TARGOVNIK , HÉCTOR M.; VONO, JUSSARA; BILLERBECK, ANA E. C.; CERRONE, GLORIA E.; VARELA, VIVIANA; MENDIVE, FERNANDO; WAJCHENBERG, BERNARDO LEO; MEDEIROS-NETO, GERALDO

JOURNAL OF CLINICAL ENDOCRINOLOGY AND METABOLISM

ENDOCRINE SOC

Lugar: New York; Año: 1995 vol. 80 p. 3356 - 3360

0021-972X

Two siblings (HSN and AcSN) with congenital goitrous hypothyroidism were investigated in terms of clinical, biochemical, and molecular biology. Diagnosis of defective thyroglobulin (Tg) was based on findings of low serum T4, low normal or normal serum T3, a negative perchlorate discharge test, and the virtual absence of the serum Tg response to challenge by bovine TSH. Only minute amounts of Tg related antigens were detected by RIA in the goitrous tissue (HSN, 0.82 mg/g, compared to 70-90 mg/g in normal thyroid tissue), as confirmed by sodium dodecyl sulfate-agarose gel electrophoresis that indicated the virtual absence of Tg.
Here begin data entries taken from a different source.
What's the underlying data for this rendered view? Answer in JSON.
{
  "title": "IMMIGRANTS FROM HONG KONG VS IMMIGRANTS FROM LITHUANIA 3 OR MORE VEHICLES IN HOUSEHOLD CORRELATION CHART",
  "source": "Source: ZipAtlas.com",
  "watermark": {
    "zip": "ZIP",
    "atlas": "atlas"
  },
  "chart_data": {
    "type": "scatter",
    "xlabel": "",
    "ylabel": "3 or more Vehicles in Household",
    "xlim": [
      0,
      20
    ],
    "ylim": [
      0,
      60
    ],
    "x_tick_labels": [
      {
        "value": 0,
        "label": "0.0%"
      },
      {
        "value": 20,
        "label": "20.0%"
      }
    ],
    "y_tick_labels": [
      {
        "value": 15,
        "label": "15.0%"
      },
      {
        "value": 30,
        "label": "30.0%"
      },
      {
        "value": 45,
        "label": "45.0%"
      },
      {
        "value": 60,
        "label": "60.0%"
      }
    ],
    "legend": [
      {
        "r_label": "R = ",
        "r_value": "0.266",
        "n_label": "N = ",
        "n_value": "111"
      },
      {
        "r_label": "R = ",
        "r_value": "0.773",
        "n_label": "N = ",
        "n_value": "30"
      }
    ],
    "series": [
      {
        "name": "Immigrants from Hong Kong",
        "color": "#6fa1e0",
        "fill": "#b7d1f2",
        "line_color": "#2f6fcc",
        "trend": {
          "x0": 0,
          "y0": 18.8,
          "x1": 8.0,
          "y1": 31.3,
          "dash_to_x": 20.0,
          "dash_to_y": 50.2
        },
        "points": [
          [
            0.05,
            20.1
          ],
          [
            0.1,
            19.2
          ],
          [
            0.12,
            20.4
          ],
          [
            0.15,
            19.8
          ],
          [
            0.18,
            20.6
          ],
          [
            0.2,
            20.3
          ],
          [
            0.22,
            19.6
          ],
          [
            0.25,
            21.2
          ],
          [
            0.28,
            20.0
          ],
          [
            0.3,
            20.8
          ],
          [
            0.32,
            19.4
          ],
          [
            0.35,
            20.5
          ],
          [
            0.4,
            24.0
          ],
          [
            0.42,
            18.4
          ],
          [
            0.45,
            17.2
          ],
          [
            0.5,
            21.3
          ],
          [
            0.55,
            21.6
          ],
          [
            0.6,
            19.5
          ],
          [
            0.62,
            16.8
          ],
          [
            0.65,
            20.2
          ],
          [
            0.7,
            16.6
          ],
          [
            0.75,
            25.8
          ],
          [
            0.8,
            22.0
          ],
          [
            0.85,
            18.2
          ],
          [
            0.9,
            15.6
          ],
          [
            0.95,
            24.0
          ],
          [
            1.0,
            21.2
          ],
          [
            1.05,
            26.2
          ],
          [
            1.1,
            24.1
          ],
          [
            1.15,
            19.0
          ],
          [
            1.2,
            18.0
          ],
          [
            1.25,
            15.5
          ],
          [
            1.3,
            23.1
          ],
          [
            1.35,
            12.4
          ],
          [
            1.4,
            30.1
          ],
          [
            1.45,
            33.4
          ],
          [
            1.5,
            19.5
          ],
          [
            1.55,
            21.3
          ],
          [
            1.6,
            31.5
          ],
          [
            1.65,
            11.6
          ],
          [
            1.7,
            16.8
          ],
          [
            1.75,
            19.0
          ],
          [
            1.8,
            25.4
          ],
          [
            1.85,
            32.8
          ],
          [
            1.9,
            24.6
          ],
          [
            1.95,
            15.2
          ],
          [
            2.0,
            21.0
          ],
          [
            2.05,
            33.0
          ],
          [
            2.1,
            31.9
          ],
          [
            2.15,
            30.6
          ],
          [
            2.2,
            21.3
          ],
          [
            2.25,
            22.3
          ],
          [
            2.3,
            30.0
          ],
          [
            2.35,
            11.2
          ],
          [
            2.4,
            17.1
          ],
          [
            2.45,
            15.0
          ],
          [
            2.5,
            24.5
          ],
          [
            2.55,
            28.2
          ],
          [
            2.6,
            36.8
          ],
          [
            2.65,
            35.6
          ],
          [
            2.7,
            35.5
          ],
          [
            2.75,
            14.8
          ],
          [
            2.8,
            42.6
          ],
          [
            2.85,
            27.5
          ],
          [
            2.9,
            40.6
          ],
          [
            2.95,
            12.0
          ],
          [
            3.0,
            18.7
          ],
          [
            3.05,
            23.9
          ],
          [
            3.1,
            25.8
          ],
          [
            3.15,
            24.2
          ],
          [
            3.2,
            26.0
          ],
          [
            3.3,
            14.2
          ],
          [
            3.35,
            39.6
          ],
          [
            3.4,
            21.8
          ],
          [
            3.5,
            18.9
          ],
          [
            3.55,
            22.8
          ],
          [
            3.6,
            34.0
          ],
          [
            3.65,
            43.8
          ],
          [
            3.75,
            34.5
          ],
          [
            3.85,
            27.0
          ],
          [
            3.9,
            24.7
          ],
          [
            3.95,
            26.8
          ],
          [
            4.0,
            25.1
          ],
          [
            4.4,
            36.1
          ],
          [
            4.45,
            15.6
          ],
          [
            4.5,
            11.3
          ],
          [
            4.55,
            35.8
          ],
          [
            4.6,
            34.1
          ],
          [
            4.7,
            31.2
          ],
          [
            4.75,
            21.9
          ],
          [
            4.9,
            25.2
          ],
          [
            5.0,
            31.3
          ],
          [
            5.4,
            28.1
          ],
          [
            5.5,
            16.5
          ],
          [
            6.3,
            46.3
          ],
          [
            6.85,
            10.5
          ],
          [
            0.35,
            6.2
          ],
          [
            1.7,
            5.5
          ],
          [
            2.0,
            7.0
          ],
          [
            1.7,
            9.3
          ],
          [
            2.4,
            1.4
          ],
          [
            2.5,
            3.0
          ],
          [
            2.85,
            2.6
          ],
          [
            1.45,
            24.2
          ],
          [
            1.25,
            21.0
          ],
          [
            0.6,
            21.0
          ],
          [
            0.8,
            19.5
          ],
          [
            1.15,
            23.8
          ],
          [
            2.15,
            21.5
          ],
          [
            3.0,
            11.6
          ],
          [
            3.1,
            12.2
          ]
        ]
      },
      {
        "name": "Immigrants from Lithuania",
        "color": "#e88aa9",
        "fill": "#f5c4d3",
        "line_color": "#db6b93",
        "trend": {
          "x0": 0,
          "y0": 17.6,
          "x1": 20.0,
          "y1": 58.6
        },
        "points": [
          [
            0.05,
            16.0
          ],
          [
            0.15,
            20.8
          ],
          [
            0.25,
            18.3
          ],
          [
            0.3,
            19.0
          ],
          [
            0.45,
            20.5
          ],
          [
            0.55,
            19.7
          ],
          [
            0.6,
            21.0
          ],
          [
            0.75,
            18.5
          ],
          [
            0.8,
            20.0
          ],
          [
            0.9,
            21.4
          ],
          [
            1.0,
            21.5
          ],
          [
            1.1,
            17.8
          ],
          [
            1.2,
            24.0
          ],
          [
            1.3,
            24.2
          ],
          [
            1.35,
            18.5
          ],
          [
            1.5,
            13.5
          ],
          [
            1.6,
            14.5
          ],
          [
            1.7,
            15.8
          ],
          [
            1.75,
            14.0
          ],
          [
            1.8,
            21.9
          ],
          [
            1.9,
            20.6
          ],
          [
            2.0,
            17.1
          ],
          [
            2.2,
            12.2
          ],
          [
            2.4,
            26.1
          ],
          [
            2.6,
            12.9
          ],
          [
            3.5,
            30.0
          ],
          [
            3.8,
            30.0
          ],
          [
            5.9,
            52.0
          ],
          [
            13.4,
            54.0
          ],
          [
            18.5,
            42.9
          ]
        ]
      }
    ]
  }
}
The Tg messenger ribonucleic acids (mRNAs) from controls and HSN thyroid tissue were first reverse transcribed and then divided into several portions from positions 57-8448; the resulting complementary DNAs were, in turn, amplified by reverse polymerase chain reaction. The amplification of nucleotides 5165-6048 from control thyroid tissue Tg mRNA showed a fragment of 884 base pairs (bp). In contrast, the fragment present in the HSN was 2750 bp and lacked the normal fragment. The sequencingof the smaller fragment revealed that 138 bp were missing between positions 5590-5727 of the HSN Tg mRNA. This deletion does not affect the reading frame of the resulting mRNA and is potentially fully translatable into a Tg polypeptide chain that is shorter by 46 residues. A cysteine residue is maintained by the junction between the proximal T from leucine 1831 and the distal GT from cysteine 1877. DNA genomic polymerase chain reaction amplification excludes a deletion in the Tg gene and indicates that the deleted 138-nucleotide sequences lie in the same exon. The functional consequences of the deletion are not entirely clear, but it is conceivable that the excision of this segment of the Tg molecule could affect the protein structure, resulting in its premature degradation, very low colloid storage, and diminished thyroid hormone production rate.